Well it started with my Mum who worked in the school I work at now as a Teaching Assistant in the early 80’s. Each day I used to walk down from my school, which finished slightly earlier, to cadge a lift home. Each day I used to sit in reception waiting and each day the staff smiled, asked me how I was and stopped for a chat. It was a nice place to be. But more importantly my Mum used to tell me about the kids she worked with, the things they used to say, do and achieve. There was never any sense of difference really, they were just the kids she worked with and they were amazing.

So GCSEs came and went with little fuss and a bit less work and despite my laziness I did pretty well and stayed on to study A-Levels. Now this is where things came rather unstuck. Secondary school had been a bit of a slog and was made bearable by being fairly competent at sports so I mainly got away with being quiet and interested in learning, but Sixth Form was a revelation. Everyone was interested in learning and weren’t bothered that you didn’t like chart music and dressed a bit differently. I loved it, threw myself enthusiastically into the social side and thought, foolishly, that as I’d done OK previously with little work, that I could do so again. I couldn’t and was asked to leave after the first year as my results were poor and my attendance worse. I restarted the next year and worked a little harder, but not much and was still far too distracted by girls, music and beer. I struggled through and left after three years with D,E,E,E, well below my predicted grades.

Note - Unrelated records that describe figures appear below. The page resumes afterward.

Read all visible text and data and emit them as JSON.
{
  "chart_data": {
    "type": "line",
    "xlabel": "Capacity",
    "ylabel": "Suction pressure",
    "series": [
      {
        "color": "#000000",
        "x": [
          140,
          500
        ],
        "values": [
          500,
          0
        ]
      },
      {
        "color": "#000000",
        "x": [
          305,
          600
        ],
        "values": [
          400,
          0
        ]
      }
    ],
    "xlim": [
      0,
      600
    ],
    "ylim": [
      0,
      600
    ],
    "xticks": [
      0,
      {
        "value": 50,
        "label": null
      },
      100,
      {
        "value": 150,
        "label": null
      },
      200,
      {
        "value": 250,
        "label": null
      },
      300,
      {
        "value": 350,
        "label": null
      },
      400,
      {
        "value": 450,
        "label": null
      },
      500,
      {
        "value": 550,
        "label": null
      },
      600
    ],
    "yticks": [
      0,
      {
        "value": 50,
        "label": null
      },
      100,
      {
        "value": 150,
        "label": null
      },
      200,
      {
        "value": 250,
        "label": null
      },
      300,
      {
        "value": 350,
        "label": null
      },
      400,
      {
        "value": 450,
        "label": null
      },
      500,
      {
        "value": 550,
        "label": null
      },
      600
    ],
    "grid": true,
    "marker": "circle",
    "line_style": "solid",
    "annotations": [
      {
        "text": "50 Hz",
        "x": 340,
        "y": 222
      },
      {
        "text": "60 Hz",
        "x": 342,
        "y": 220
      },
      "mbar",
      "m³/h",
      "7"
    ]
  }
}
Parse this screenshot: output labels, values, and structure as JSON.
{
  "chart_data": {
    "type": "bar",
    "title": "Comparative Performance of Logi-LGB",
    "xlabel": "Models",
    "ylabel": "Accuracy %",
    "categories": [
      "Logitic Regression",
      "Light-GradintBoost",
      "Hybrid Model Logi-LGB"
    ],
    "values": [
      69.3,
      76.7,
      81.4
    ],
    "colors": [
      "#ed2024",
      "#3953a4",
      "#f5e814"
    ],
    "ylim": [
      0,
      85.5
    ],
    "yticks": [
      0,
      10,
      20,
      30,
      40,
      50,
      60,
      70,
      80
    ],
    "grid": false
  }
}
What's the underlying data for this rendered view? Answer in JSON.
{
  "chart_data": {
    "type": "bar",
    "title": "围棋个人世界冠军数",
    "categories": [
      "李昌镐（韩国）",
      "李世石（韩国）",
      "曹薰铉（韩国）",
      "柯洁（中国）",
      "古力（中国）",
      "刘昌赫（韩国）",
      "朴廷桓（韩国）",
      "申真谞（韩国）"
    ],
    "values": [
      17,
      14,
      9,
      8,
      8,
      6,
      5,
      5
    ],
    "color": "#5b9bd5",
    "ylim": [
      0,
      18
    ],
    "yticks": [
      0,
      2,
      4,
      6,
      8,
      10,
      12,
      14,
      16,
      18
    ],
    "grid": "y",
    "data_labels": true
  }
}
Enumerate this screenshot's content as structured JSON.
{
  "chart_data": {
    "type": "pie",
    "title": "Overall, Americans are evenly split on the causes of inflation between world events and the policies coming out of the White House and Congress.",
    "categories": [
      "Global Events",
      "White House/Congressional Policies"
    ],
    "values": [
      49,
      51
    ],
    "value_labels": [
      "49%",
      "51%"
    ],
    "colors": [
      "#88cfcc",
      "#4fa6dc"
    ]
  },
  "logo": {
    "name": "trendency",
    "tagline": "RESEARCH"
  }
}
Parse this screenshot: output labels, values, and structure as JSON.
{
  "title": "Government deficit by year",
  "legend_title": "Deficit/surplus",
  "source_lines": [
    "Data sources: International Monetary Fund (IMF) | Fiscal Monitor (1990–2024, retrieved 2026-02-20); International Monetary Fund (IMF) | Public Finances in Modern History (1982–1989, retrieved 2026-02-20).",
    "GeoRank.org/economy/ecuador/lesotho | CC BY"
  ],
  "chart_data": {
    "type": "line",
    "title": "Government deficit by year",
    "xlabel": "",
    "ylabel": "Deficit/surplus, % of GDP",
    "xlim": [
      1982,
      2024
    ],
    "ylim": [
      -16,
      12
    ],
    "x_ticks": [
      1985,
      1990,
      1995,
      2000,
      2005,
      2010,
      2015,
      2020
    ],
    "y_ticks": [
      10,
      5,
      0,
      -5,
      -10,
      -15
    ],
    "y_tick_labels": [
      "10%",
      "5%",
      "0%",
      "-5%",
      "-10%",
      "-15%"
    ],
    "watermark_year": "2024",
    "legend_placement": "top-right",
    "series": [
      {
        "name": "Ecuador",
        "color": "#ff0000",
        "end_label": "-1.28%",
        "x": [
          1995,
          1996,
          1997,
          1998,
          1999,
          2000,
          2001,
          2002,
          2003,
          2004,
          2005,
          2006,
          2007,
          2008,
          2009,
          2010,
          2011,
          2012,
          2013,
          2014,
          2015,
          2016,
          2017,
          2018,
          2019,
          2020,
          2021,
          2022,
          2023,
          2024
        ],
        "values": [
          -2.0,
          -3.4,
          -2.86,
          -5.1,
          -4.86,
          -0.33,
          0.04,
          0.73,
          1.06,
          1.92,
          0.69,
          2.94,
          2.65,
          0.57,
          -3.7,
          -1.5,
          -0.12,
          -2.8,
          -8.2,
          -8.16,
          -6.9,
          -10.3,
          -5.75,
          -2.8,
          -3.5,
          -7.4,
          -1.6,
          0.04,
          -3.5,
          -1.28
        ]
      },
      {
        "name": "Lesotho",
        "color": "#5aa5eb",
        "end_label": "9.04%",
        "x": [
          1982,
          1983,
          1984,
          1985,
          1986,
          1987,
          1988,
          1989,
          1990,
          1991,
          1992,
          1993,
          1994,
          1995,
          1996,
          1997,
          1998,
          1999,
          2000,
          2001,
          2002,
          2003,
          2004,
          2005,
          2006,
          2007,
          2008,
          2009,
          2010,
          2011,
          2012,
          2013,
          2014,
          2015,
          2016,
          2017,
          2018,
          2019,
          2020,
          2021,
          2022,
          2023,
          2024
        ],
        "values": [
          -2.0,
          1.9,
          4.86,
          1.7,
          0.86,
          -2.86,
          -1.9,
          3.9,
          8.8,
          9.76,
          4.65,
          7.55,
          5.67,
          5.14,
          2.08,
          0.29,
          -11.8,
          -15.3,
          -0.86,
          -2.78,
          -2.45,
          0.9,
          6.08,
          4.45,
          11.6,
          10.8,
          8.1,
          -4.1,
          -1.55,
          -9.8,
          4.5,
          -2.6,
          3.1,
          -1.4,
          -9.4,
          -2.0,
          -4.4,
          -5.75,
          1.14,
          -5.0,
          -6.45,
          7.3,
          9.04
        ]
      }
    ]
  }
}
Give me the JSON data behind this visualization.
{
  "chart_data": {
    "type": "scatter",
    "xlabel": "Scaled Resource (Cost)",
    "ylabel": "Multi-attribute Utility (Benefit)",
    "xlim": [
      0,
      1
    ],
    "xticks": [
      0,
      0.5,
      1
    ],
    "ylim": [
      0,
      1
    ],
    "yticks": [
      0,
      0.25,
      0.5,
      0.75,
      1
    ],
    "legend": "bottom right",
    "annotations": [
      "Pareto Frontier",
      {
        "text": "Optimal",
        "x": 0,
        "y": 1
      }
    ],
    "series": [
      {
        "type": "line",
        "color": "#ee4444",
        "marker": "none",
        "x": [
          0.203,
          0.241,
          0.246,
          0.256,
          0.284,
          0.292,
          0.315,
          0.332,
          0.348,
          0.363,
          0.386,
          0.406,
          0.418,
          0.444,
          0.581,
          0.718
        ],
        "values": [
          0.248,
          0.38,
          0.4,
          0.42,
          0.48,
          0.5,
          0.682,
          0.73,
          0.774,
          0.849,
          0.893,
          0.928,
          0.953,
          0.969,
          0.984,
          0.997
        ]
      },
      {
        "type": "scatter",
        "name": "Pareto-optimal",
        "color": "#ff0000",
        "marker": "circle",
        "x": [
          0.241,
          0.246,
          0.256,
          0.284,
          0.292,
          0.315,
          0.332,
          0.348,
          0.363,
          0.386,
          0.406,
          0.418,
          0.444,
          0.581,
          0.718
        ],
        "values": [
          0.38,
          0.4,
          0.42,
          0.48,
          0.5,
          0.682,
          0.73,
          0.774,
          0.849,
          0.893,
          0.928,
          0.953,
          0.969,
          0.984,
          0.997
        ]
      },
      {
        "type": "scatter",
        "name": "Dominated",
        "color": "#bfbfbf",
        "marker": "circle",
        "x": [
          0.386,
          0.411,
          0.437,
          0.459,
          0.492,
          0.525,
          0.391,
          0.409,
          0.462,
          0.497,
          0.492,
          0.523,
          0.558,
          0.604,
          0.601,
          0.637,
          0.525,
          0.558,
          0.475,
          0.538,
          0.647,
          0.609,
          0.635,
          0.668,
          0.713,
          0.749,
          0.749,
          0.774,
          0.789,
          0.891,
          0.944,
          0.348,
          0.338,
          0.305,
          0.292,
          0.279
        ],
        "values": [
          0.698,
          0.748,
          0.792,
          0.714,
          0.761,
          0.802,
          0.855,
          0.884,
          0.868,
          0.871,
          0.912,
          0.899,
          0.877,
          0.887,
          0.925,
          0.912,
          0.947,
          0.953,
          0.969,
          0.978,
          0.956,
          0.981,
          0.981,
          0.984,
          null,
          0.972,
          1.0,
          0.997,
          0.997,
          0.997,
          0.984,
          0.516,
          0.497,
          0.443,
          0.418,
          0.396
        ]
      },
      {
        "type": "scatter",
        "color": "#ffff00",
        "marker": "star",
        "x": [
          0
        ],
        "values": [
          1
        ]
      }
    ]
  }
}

I then had a stroke of good fortune. Having been through clearing and found a course that would take me with my grades, in a subject I was interested in, I went for a visit / interview. The person who saw me said they could offer me a place at an affiliated college and if I did well then I could transfer to the University after a year. Then a couple of days later I got a call saying my details had been placed in both the College pile and the University pile, so would I like to choose which I went to as I now had a place reserved at both. So off I went to study English and History of Ideas at Teesside University. My Mum cried when they left me there, I think the Bladerunneresque Wilton skyline was a bit of a shock.

After University, I wasn’t sure what I wanted to do, then the Headteacher at the school my Mum had worked at got in touch and asked if I fancied being a Teaching Assistant. I hadn’t really thought about it to be honest, but I had fond memories of being around the place and had helped out occasionally during the University holidays, so thought it would be a good way to spend a year whilst I worked out what I wanted to do. Within weeks I was convinced that teaching was the job I wanted. I was in awe of the teacher I worked with and his ability to make lessons, fun, interesting and relevant to every child in the class. I was staggered by some of the behaviour and amazed by the challenges that the children were overcoming. By the Christmas of that year I had secured a place at Warwick to train as a Primary teacher and left, open minded about whether to teach in mainstream or return to special education.

It didn’t take long to make up my mind. I trained in 1998 and was mainly instructed in how to deliver the National Literacy Strategy. It couldn’t have been further removed from the individual approach I had experienced as a TA and I felt I was being prepared more to deliver a curriculum than teach. That wasn’t what I wanted and I was quickly drawn back to the idea of SEN, the children’s individual challenges and the desire to learn how to enable them to overcome them.

So here I am sixteen years later, still at the same school, although with a slightly different job and still amazed by the kids and their families. I am very fortunate that I work with the most incredible people, who are absurdly talented and intelligent and who believe in doing everything they can to be the best and to maximise the potential of the kids we work with.

So here I am, sixteen years later still learning but at least now working hard to do so.